La danse du loup
Nous y brûlâmes trois cierges chacun. Nous récitâmes ensemble, à voix basse, plusieurs prières pour rendre grâce de nous avoir soutenus et secourus lors de la terrible épreuve que nous venions de subir.
Ayant fait le signe de la Croix sur ma poitrine, j’allais quitter la chapelle lorsque je crus voir, à la lumière dansante des cierges, les lèvres de la statue de la Vierge Marie s’ouvrirent tandis qu’une voix lointaine prononçait ces paroles émouvantes. Seule ma conscience profonde pouvait me les avoir dictés pour avoir douté de Lui en ce sinistre jour du samedi saint :
Tu ne crois plus avoir le temps de L’aimer ?
Il prend le temps de te L’offrir.
Tu crois ne plus avoir le temps de Le pleurer ?
Il garde le temps de te sourire.
Tu crois ne plus avoir le temps de Le trouver ?
Il domine le temps pour te chercher.
Tu crois avoir le temps de Le suivre ?
Il n’a plus le temps de vivre.
Tu crois avoir le temps de Le supplier ?
Il n’a plus le temps d’écouter.
Tu crois avoir le temps de L’adorer ?
Il ne l’a plus. Ses jours sont comptés.
Tu crois que le temps t’échappe et fuit ?
Tu as tort. Il accuse ta propre lâcheté.
Tu crois pouvoir cheminer sans Lui ?
Tu as tort. Il ne t’a jamais abandonné.
Tu crois avoir le temps de Le renier ?
Tu as tort. Il n’a plus le temps de te pardonner.
Et pourtant, tu as raison, pauvre mortel,
Car Son amour pour toi est éternel.
À la fin du banquet, les joues un peu rosies par ce trop bon vin de la commanderie, je sollicitai du roi Hugues la permission de rendre une visite courtoise à la princesse Échive. Il m’en parut surpris, mais il envoya un page lui faire part de ma requête et me pria d’attendre sa réponse. Le page revint quelque temps plus tard.
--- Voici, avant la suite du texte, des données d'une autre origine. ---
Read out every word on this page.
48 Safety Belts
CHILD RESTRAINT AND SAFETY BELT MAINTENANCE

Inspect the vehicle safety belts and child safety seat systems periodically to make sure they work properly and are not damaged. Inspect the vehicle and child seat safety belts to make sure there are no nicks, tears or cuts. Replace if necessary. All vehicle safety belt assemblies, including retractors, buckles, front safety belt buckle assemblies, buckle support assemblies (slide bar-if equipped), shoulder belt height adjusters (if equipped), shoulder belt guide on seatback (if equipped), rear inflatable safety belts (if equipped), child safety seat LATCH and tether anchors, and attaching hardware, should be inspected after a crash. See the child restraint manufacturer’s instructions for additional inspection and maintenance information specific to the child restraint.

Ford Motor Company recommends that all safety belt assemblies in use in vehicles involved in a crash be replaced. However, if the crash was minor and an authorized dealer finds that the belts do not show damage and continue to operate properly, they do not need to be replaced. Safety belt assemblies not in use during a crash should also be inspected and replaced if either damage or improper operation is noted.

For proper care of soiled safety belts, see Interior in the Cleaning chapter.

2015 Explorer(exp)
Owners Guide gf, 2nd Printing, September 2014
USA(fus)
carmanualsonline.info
Il se pencha vers le roi et lui chuchota quelques mots dans le creux de l’oreille.
Le roi me fit savoir que la princesse me recevrait avec plaisir, mais pas avant quinzaine. Elle était encore très lasse et trop affaiblie pour m’accueillir plus tôt. Je ne pus que comprendre et compatir. Je remerciai le roi et le saluai. En le priant de lui transmettre mes vœux et mes intentions de prière pour son prompt rétablissement.
Le lendemain matin, une fine nappe de givre recouvrait le sol . Elle fondit dès les premiers rayons du soleil. L’air, si doux la veille, était devenu vif et sec.
Pendant la nuit, j’avais revu Isabeau de Guirande. De pied en cap, mais en songe. Était-ce un heureux présage ? Je ne devais pas tarder à être fixé.
Deux semaines plus tard, je me rendis dans le quartier marchand de Nicosie pour recevoir la commande que j’avais passée à un orfèvre.
Le couvercle de la petite boîte ciselée d’or et d’argent était magnifique et le travail qu’il avait effectué était d’une finesse exquise. Le couvercle, lisse et brillant à l’origine, était recouvert d’émaux sertis et cloisonnés aux armes d’Isabeau de Guirande. J’avais remercié avec chaleur l’orfèvre pour la qualité de la composition et lui avais baillé le solde qu’il me restait lui devoir.
Aurais-je jamais l’occasion d’offrir ce présent à ma gente fée aux alumelles ? Et si je m’étais trompé sur ses armes, sur les champs ? Et si mes recherches avaient été vouées à l’échec, dès le départ, pour cette simple raison ? Un songe n’est qu’un songe, après tout. Je devais bien en convenir s’il me restait un tant soit peu de raison. Mais mon cœur se révoltait à cette idée.
Perdu dans mes pensées et dans la contemplation du précieux objet, je ne vis pas un page s’approcher de moi :
« Messire Brachet de Born ?
— Oui ? dis-je en sursautant.
— Pardonnez-moi de troubler votre méditation. La princesse Échive m’a prié de vous faire savoir qu’elle était disposée à vous recevoir. Elle vous propose de la rejoindre demain matin, vers sexte, pour le dîner. Elle se repose actuellement en la résidence d’été du roi. J’aurais grand plaisir à vous y accompagner, messire. Si tel est toujours votre désir ? »
Le page avait un doux visage d’adolescent, un léger duvet sous le menton. Il arborait la livrée des serviteurs des rois de Chypre et de Jérusalem. Je le priai de porter mon salut respectueux à la princesse, de lui dire que j’avais accueilli son invitation avec joie et que je m’y rendrai avec grand plaisir.